We have seen the future, and it sucks.

A Tale of Two Bailouts: One From Paulson, and One From Congress

29th September 2008

Read it.

Secretary Paulson came to Capitol Hill about ten days ago with a very simple, three-page plan to do something I could describe in three paragraphs.

Congressional Democrats gave us over one hundred pages of additional weirdness that is either ineffectual, noxious, off the point, or will work against the goals of the original Paulson plan.

Let’s be completely clear about what Congressional Democrats and Republicans did.

They started with a list of objections to the Paulson plan, and a list of unrelated legislative priorities.
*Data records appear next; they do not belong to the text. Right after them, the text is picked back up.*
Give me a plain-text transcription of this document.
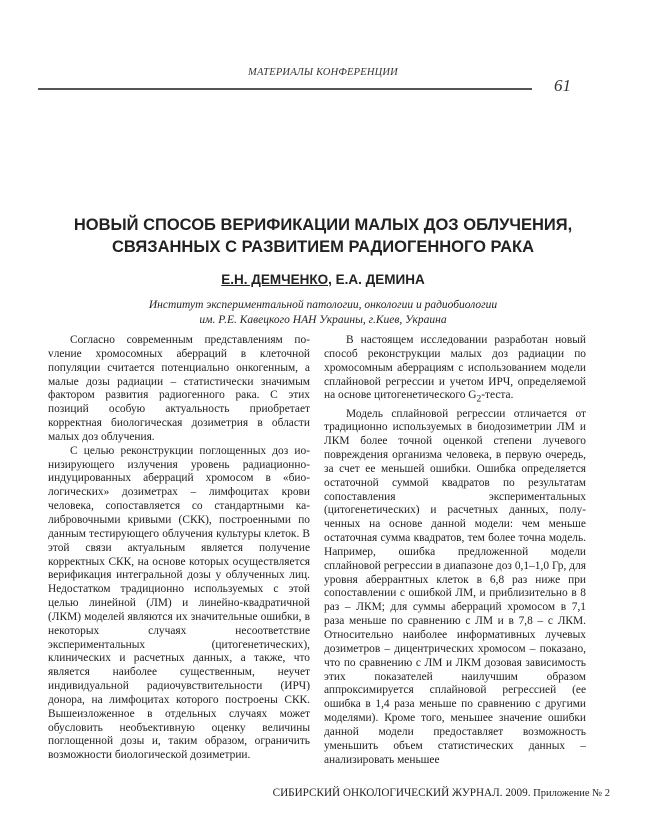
МАТЕРИАЛЫ КОНФЕРЕНЦИИ
61
НОВЫЙ СПОСОБ ВЕРИФИКАЦИИ МАЛЫХ ДОЗ ОБЛУЧЕНИЯ,
СВЯЗАННЫХ С РАЗВИТИЕМ РАДИОГЕННОГО РАКА
Е.Н. ДЕМЧЕНКО, Е.А. ДЕМИНА
Институт экспериментальной патологии, онкологии и радиобиологии
им. Р.Е. Кавецкого НАН Украины, г.Киев, Украина

Согласно современным представлениям поvление хромосомных аберраций в клеточной популяции считается потенциально онкогенным, а малые дозы радиации – статистически значимым фактором развития радиогенного рака. С этих позиций особую актуальность приобретает корректная биологическая дозиметрия в области малых доз облучения.

С целью реконструкции поглощенных доз ионизирующего излучения уровень радиационно-индуцированных аберраций хромосом в «биологических» дозиметрах – лимфоцитах крови человека, сопоставляется со стандартными калибровочными кривыми (СКК), построенными по данным тестирующего облучения культуры клеток. В этой связи актуальным является получение корректных СКК, на основе которых осуществляется верификация интегральной дозы у облученных лиц. Недостатком традиционно используемых с этой целью линейной (ЛМ) и линейно-квадратичной (ЛКМ) моделей являются их значительные ошибки, в некоторых случаях несоответствие экспериментальных (цитогенетических), клинических и расчетных данных, а также, что является наиболее существенным, неучет индивидуальной радиочувствительности (ИРЧ) донора, на лимфоцитах которого построены СКК. Вышеизложенное в отдельных случаях может обусловить необъективную оценку величины поглощенной дозы и, таким образом, ограничить возможности биологической дозиметрии.

В настоящем исследовании разработан новый способ реконструкции малых доз радиации по хромосомным аберрациям с использованием модели сплайновой регрессии и учетом ИРЧ, определяемой на основе цитогенетического $G_2$-теста.

Модель сплайновой регрессии отличается от традиционно используемых в биодозиметрии ЛМ и ЛКМ более точной оценкой степени лучевого повреждения организма человека, в первую очередь, за счет ее меньшей ошибки. Ошибка определяется остаточной суммой квадратов по результатам сопоставления экспериментальных (цитогенетических) и расчетных данных, полученных на основе данной модели: чем меньше остаточная сумма квадратов, тем более точна модель. Например, ошибка предложенной модели сплайновой регрессии в диапазоне доз 0,1–1,0 Гр, для уровня аберрантных клеток в 6,8 раз ниже при сопоставлении с ошибкой ЛМ, и приблизительно в 8 раз – ЛКМ; для суммы аберраций хромосом в 7,1 раза меньше по сравнению с ЛМ и в 7,8 – с ЛКМ. Относительно наиболее информативных лучевых дозиметров – дицентрических хромосом – показано, что по сравнению с ЛМ и ЛКМ дозовая зависимость этих показателей наилучшим образом аппроксимируется сплайновой регрессией (ее ошибка в 1,4 раза меньше по сравнению с другими моделями). Кроме того, меньшее значение ошибки данной модели предоставляет возможность уменьшить объем статистических данных – анализировать меньшее

СИБИРСКИЙ ОНКОЛОГИЧЕСКИЙ ЖУРНАЛ. 2009. Приложение № 2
These included, among other things: punishing executives of failing financial firms; giving taxpayers a direct upside from the recovery of the financial system; making the bailout fully risk-free for taxpayers; giving Congress the opportunity to second-guess and modify the plan later; satisfying the demands of the AFL-CIO, which popped up with a laundry-list of extraneous items they’ve been trying to enact for years; allowing overextended homeowners to avoid foreclosure; and funding left-wing activist groups.

If you want to know what all of Congress’s extraneous priorities were here, you need look no farther than the upcoming public statements of Barack Obama. Throughout the early stages of the legislative miasma, early last week, Obama’s statements were elliptical, content-free expressions of concern. He didn’t really know what to think. But he knew from long experience that when he has nothing to say, the way he says it makes people think he’s the smartest man in the world.